Johannes von Hoff: Der Kontakt ist über den Islambeauftragten der oldenburgischen Kirche, Pastor Michael Munzel, geknüpft worden. Er kannte die Delmenhorster Gemeinde, aus der dieser knapp 20jährige Muezzin kommt, als sehr offen. Und tatsächlich war die Bereitschaft mitzuwirken gleich da, weil die muslimische Gemeinde einig war: Wir können die menschliche Botschaft, die hinter dieser Musik steht, voll unterschreiben.

Der Ruf „Allahu Akbar – Gott ist groߓ, dazu das islamische Glaubensbekenntnis in einer christlichen Kirche: Verlangen Sie da nicht zu viel Toleranz von christlicher Seite?

 

Johannes von Hoff: Wir predigen immer Respekt vor anderen Religionen, mit dieser Messe wollen wir ein ganz praktisches Zeichen der Begegnung setzen.
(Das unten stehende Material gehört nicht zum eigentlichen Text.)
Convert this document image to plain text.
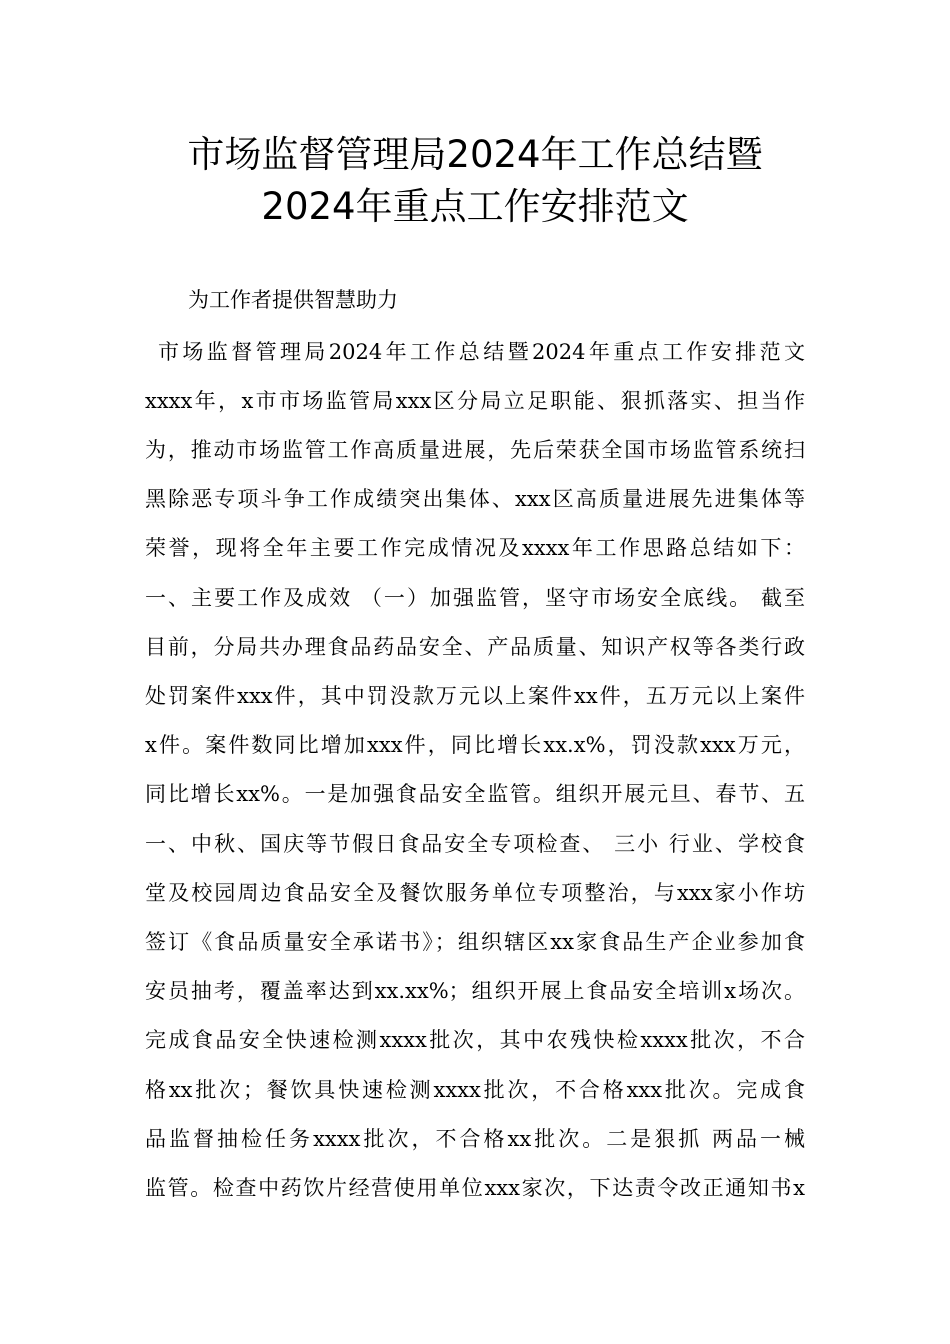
市场监督管理局2024年工作总结暨
2024年重点工作安排范文
为工作者提供智慧助力
市场监督管理局2024年工作总结暨2024年重点工作安排范文
xxxx年，x市市场监管局xxx区分局立足职能、狠抓落实、担当作
为，推动市场监管工作高质量进展，先后荣获全国市场监管系统扫
黑除恶专项斗争工作成绩突出集体、xxx区高质量进展先进集体等
荣誉，现将全年主要工作完成情况及xxxx年工作思路总结如下：
一、主要工作及成效 （一）加强监管，坚守市场安全底线。 截至
目前，分局共办理食品药品安全、产品质量、知识产权等各类行政
处罚案件xxx件，其中罚没款万元以上案件xx件，五万元以上案件
x件。案件数同比增加xxx件，同比增长xx.x%，罚没款xxx万元，
同比增长xx%。一是加强食品安全监管。组织开展元旦、春节、五
一、中秋、国庆等节假日食品安全专项检查、 三小 行业、学校食
堂及校园周边食品安全及餐饮服务单位专项整治，与xxx家小作坊
签订《食品质量安全承诺书》；组织辖区xx家食品生产企业参加食
安员抽考，覆盖率达到xx.xx%；组织开展上食品安全培训x场次。
完成食品安全快速检测xxxx批次，其中农残快检xxxx批次，不合
格xx批次；餐饮具快速检测xxxx批次，不合格xxx批次。完成食
品监督抽检任务xxxx批次，不合格xx批次。二是狠抓 两品一械
监管。检查中药饮片经营使用单位xxx家次，下达责令改正通知书x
Nicht jeder muss davon begeistert sein – aber wenn wir zum Nachdenken anregen, zur Diskussion, ist schon viel erreicht.

Eine Friedensmesse in einem Gotteshaus, während weltweit immer wieder Kriege im Namen Gottes geführt werden – Was kann die Kirche tatsächlich beitragen zu mehr Frieden in der Welt?


Johannes von Hoff: Die Kriege in aller Welt dienen in erster Linie wirtschaftlichen Interessen. Auch Deutschland verkauft Waffen, und das immer auch mit dem Hinweis, man sichere dadurch Arbeitsplätze. Es ist natürlich eine Illusion zu glauben, man könne mit einer Friedensmesse grundlegend etwas ändern. Aber ein deutliches Wort der Kirche, immer wieder und zu unterschiedlichen Anlässen, ist ganz wichtig.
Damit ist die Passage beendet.